EL ESTADIO

Que cuál es mi hazaña o mi momento más memorable en mis 52 años como hombre de mar, me preguntan amigos, pero solo a mis...

1 de mayo, 2020

 Que cuál es mi hazaña o mi momento más memorable en mis 52 años como hombre de mar, me preguntan amigos, pero solo a mis nietos se los cuento, acérquense chamacos. Siempre fui, en esencia un pescador de camarón, en otra época de atún, algunos años de a pura mantarraya, pero hubo un paréntesis de dos años y meses, en los que me aventuré a ser tripulante raso en un barco mercante. Duros los días, tanto los de carga, descarga y estiba, como los de alta mar, un punto era el enorme barco de carga en medio de la nada. Tenía yo 39 años, el mediodía que escuchamos todos a bordo el estruendoso e inverosímil ruido intenso de una multitud que rugía, salimos todos a cubierta, y era ni más ni menos que un estadio, que minuto a minuto se convertía en un ya enorme pero vetusto estadio de futbol en medio del océano; ya un compañero, de mucha edad y experiencia en esos menesteres, había contado esa especie de leyenda urbana de los mares, no solo existían barcos fantasma, que él, y otros tantos habían visto, algunos más de una vez; pero lo del estadio flotante me parecía, sin más, una volada.

 

   Los accesos abiertos, los túneles de entrada al kafkiano inmueble móvil lucían amplios y con un par de viejos hombres amables que algo nos gritaban al tiempo de hacer señales de que nos acercáramos hasta estar a un brinco de distancia, eso hizo el Capitón, lo mismo el coloso de hormigón. De ahí salió un joven, que con uniforme verde a rayas negras y una como liga en un brazo, a manera de ser el capitán de una escuadra futbolera nos invitó, en un inglés británico y algo arcaico, que entráramos 15 de los tripulantes. Atónitos, pero con una emoción irrepetible, mezcla de incredulidad, miedo y euforia, nos pusimos de acuerdo. Éramos solo 10 los que no teníamos tanto miedo, los mismos que convencimos a otros cinco.

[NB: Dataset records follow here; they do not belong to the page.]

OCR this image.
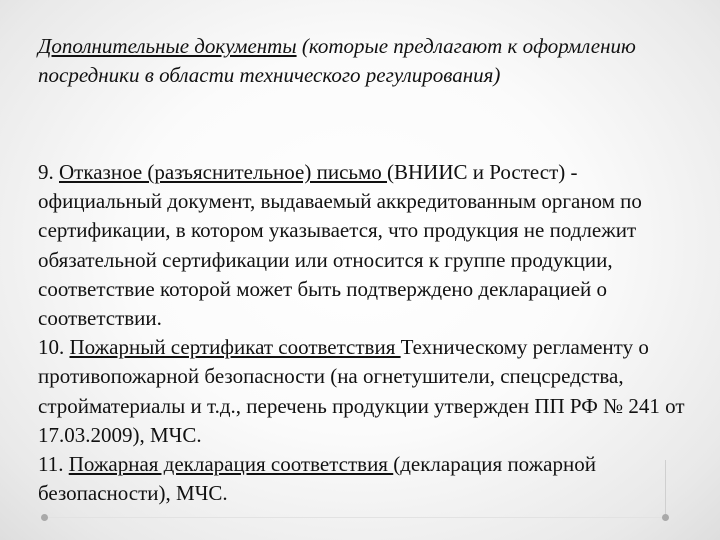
Дополнительные документы (которые предлагают к оформлению посредники в области технического регулирования)

9. Отказное (разъяснительное) письмо (ВНИИС и Ростест) - официальный документ, выдаваемый аккредитованным органом по сертификации, в котором указывается, что продукция не подлежит обязательной сертификации или относится к группе продукции, соответствие которой может быть подтверждено декларацией о соответствии.

10. Пожарный сертификат соответствия Техническому регламенту о противопожарной безопасности (на огнетушители, спецсредства, стройматериалы и т.д., перечень продукции утвержден ПП РФ № 241 от 17.03.2009), МЧС.

11. Пожарная декларация соответствия (декларация пожарной безопасности), МЧС.
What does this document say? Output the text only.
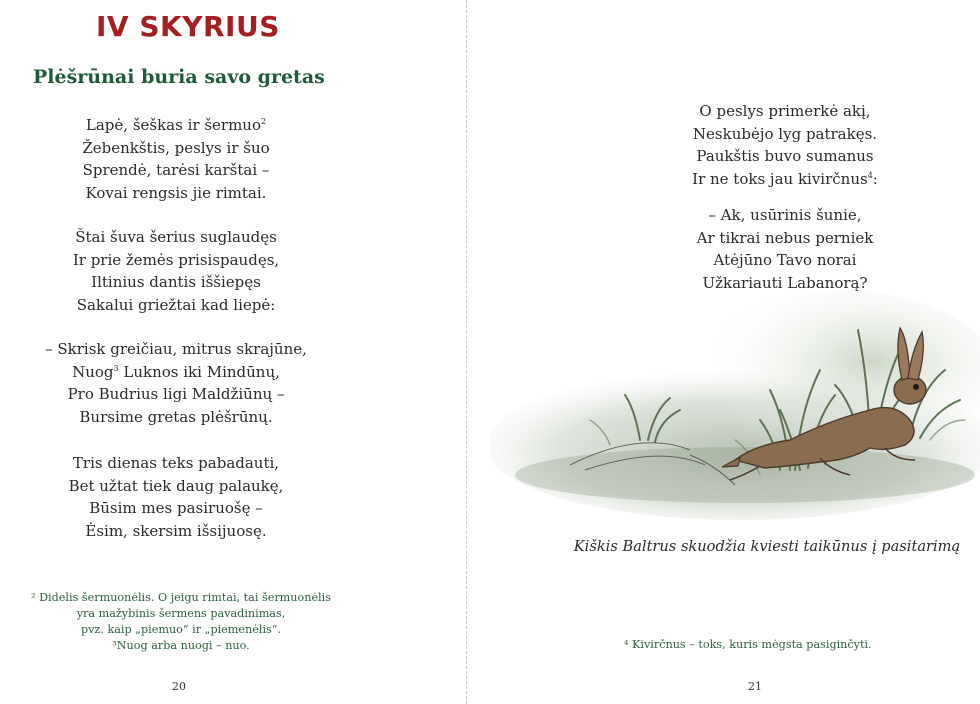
IV SKYRIUS
Plėšrūnai buria savo gretas
Lapė, šeškas ir šermuo$^2$
Žebenkštis, peslys ir šuo
Sprendė, tarėsi karštai –
Kovai rengsis jie rimtai.
Štai šuva šerius suglaudęs
Ir prie žemės prisispaudęs,
Iltinius dantis iššiepęs
Sakalui griežtai kad liepė:
– Skrisk greičiau, mitrus skrajūne,
Nuog$^3$ Luknos iki Mindūnų,
Pro Budrius ligi Maldžiūnų –
Bursime gretas plėšrūnų.
Tris dienas teks pabadauti,
Bet užtat tiek daug palaukę,
Būsim mes pasiruošę –
Ėsim, skersim išsijuosę.
² Didelis šermuonėlis. O jeigu rimtai, tai šermuonėlis
yra mažybinis šermens pavadinimas,
pvz. kaip „piemuo“ ir „piemenėlis“.
³Nuog arba nuogi – nuo.
20
O peslys primerkė akį,
Neskubėjo lyg patrakęs.
Paukštis buvo sumanus
Ir ne toks jau kivirčnus$^4$:
– Ak, usūrinis šunie,
Ar tikrai nebus perniek
Atėjūno Tavo norai
Užkariauti Labanorą?
Kiškis Baltrus skuodžia kviesti taikūnus į pasitarimą
⁴ Kivirčnus – toks, kuris mėgsta pasiginčyti.
21
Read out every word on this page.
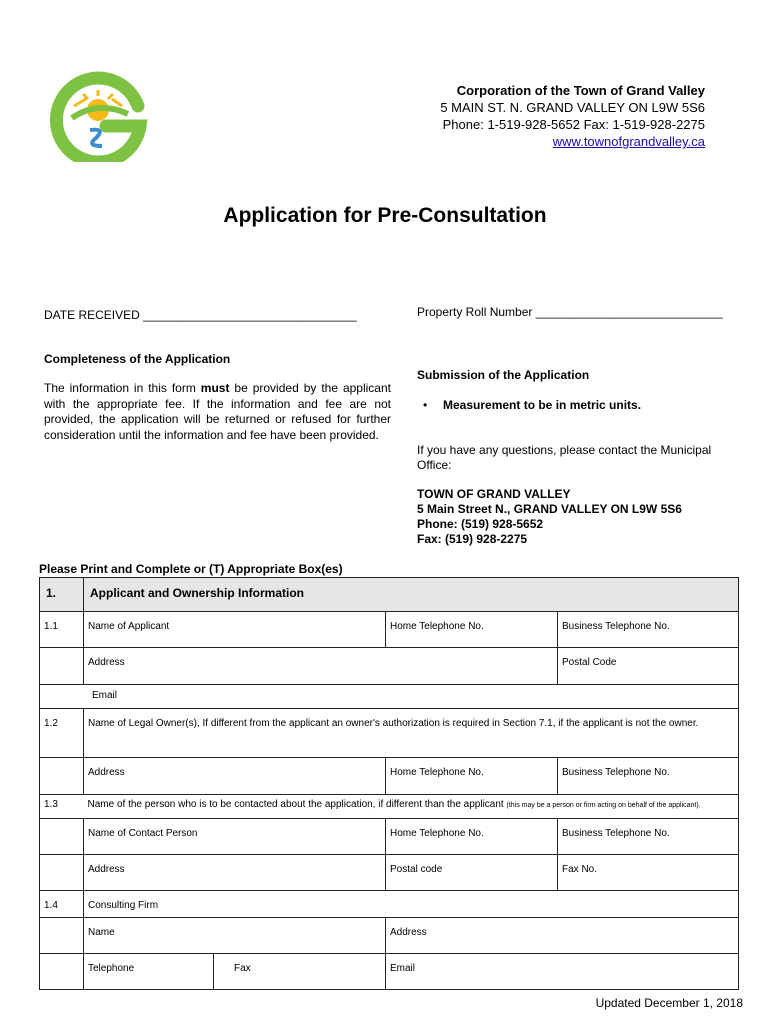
Corporation of the Town of Grand Valley
5 MAIN ST. N. GRAND VALLEY ON L9W 5S6
Phone: 1-519-928-5652 Fax: 1-519-928-2275
www.townofgrandvalley.ca
Application for Pre-Consultation
DATE RECEIVED ________________________________	Property Roll Number ____________________________
Completeness of the Application
The information in this form must be provided by the applicant with the appropriate fee. If the information and fee are not provided, the application will be returned or refused for further consideration until the information and fee have been provided.
Submission of the Application
• Measurement to be in metric units.
If you have any questions, please contact the Municipal Office:
TOWN OF GRAND VALLEY
5 Main Street N., GRAND VALLEY ON L9W 5S6
Phone: (519) 928-5652
Fax: (519) 928-2275
Please Print and Complete or (T) Appropriate Box(es)
1.	Applicant and Ownership Information			
1.1	Name of Applicant		Home Telephone No.	Business Telephone No.
	Address			Postal Code
Email				
1.2	Name of Legal Owner(s), If different from the applicant an owner's authorization is required in Section 7.1, if the applicant is not the owner.			
	Address		Home Telephone No.	Business Telephone No.
1.3	Name of the person who is to be contacted about the application, if different than the applicant (this may be a person or firm acting on behalf of the applicant).			
	Name of Contact Person		Home Telephone No.	Business Telephone No.
	Address		Postal code	Fax No.
1.4	Consulting Firm			
	Name		Address	
	Telephone	Fax	Email	
Updated December 1, 2018
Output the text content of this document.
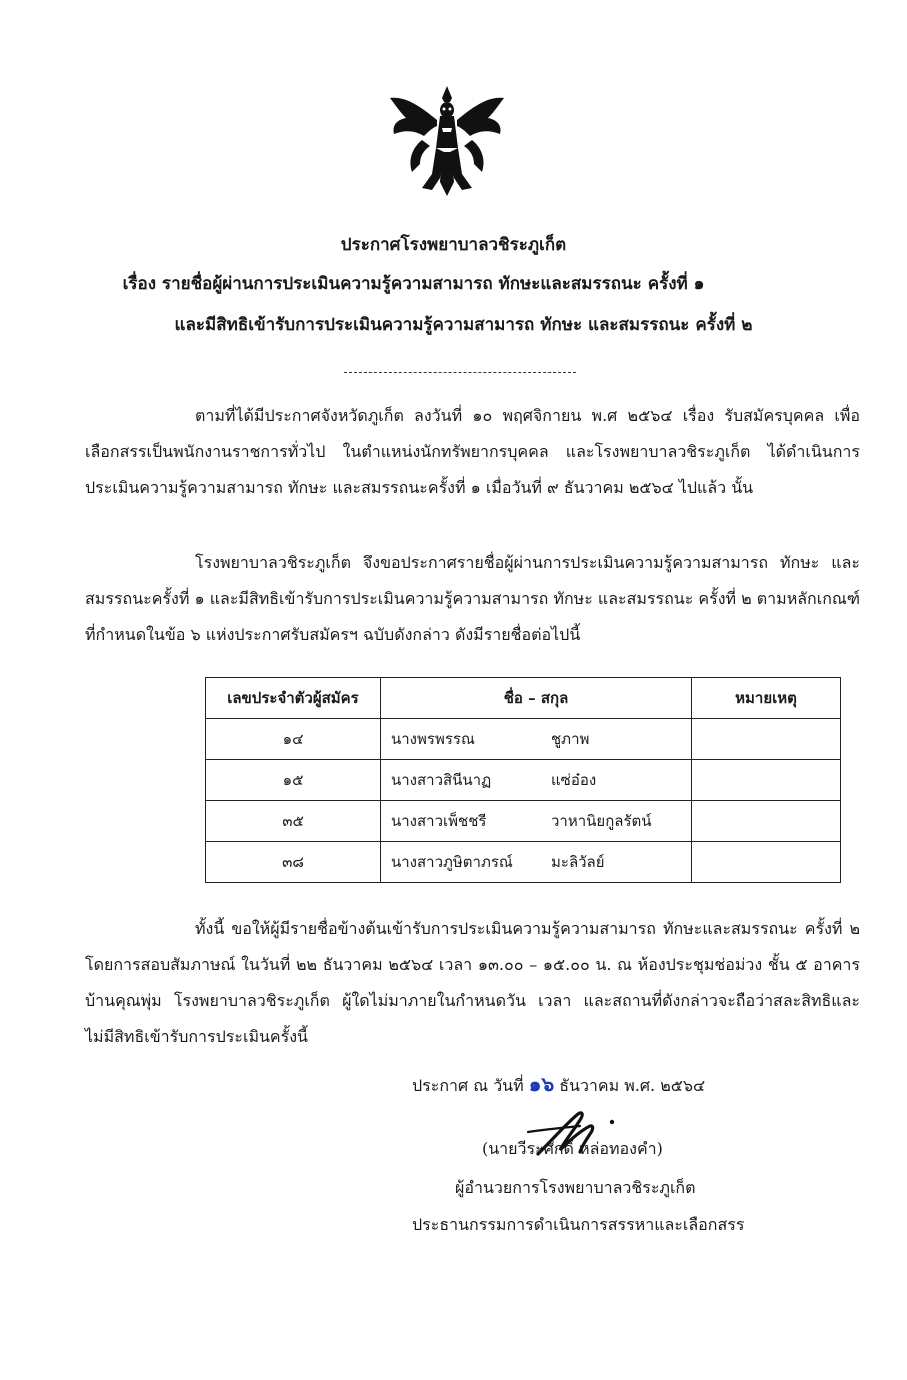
ประกาศโรงพยาบาลวชิระภูเก็ต
เรื่อง รายชื่อผู้ผ่านการประเมินความรู้ความสามารถ ทักษะและสมรรถนะ ครั้งที่ ๑
และมีสิทธิเข้ารับการประเมินความรู้ความสามารถ ทักษะ และสมรรถนะ ครั้งที่ ๒

ตามที่ได้มีประกาศจังหวัดภูเก็ต ลงวันที่ ๑๐ พฤศจิกายน พ.ศ ๒๕๖๔ เรื่อง รับสมัครบุคคล เพื่อเลือกสรรเป็นพนักงานราชการทั่วไป ในตำแหน่งนักทรัพยากรบุคคล และโรงพยาบาลวชิระภูเก็ต ได้ดำเนินการประเมินความรู้ความสามารถ ทักษะ และสมรรถนะครั้งที่ ๑ เมื่อวันที่ ๙ ธันวาคม ๒๕๖๔ ไปแล้ว นั้น

โรงพยาบาลวชิระภูเก็ต จึงขอประกาศรายชื่อผู้ผ่านการประเมินความรู้ความสามารถ ทักษะ และสมรรถนะครั้งที่ ๑ และมีสิทธิเข้ารับการประเมินความรู้ความสามารถ ทักษะ และสมรรถนะ ครั้งที่ ๒ ตามหลักเกณฑ์ที่กำหนดในข้อ ๖ แห่งประกาศรับสมัครฯ ฉบับดังกล่าว ดังมีรายชื่อต่อไปนี้

เลขประจำตัวผู้สมัคร	ชื่อ – สกุล	หมายเหตุ
๑๔	นางพรพรรณ ชูภาพ	
๑๕	นางสาวสินีนาฏ แซ่อ๋อง	
๓๕	นางสาวเพ็ชชรี วาหานิยกูลรัตน์	
๓๘	นางสาวภูษิตาภรณ์ มะลิวัลย์	

ทั้งนี้ ขอให้ผู้มีรายชื่อข้างต้นเข้ารับการประเมินความรู้ความสามารถ ทักษะและสมรรถนะ ครั้งที่ ๒ โดยการสอบสัมภาษณ์ ในวันที่ ๒๒ ธันวาคม ๒๕๖๔ เวลา ๑๓.๐๐ – ๑๕.๐๐ น. ณ ห้องประชุมช่อม่วง ชั้น ๕ อาคารบ้านคุณพุ่ม โรงพยาบาลวชิระภูเก็ต ผู้ใดไม่มาภายในกำหนดวัน เวลา และสถานที่ดังกล่าวจะถือว่าสละสิทธิและไม่มีสิทธิเข้ารับการประเมินครั้งนี้

ประกาศ ณ วันที่ ๑๖ ธันวาคม พ.ศ. ๒๕๖๔
(นายวีระศักดิ์ หล่อทองคำ)
ผู้อำนวยการโรงพยาบาลวชิระภูเก็ต
ประธานกรรมการดำเนินการสรรหาและเลือกสรร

   Al entrar, los cánticos y las banderas, los gritos y la algarabía eran ensordecedores, todos apoyando al equipo local. El segundo de abordo, hombre de 60 años, entró y de inmediato se convirtió en el entrenador y Director Técnico. Entre los once de inicio, no estaba yo, fui al banquillo que lucía en pésimo estado, se asomaban varillas oxidadas y prácticamente no quedaban rastros de pintura. Primeros 30 minutos y el partido más que bravo, todo a nuestra contra; se cansaron de fallar ocasiones de gol, ya fuera porque esa tarde no la traían consigo, y también por dos atajadas monumentales del portero, de origen ruso, por cierto. Al medio tiempo y en ceros, pero más de milagro que por otra cosa, como el buen futbol nuestro, por ejemplo y para ser honestos. Así que los tres que estábamos en la banca entramos de cambio y de golpe, corría el minuto 30 de la parte complementaria, y ya para esos momentos el equipo cuando menos que jugaba a algo.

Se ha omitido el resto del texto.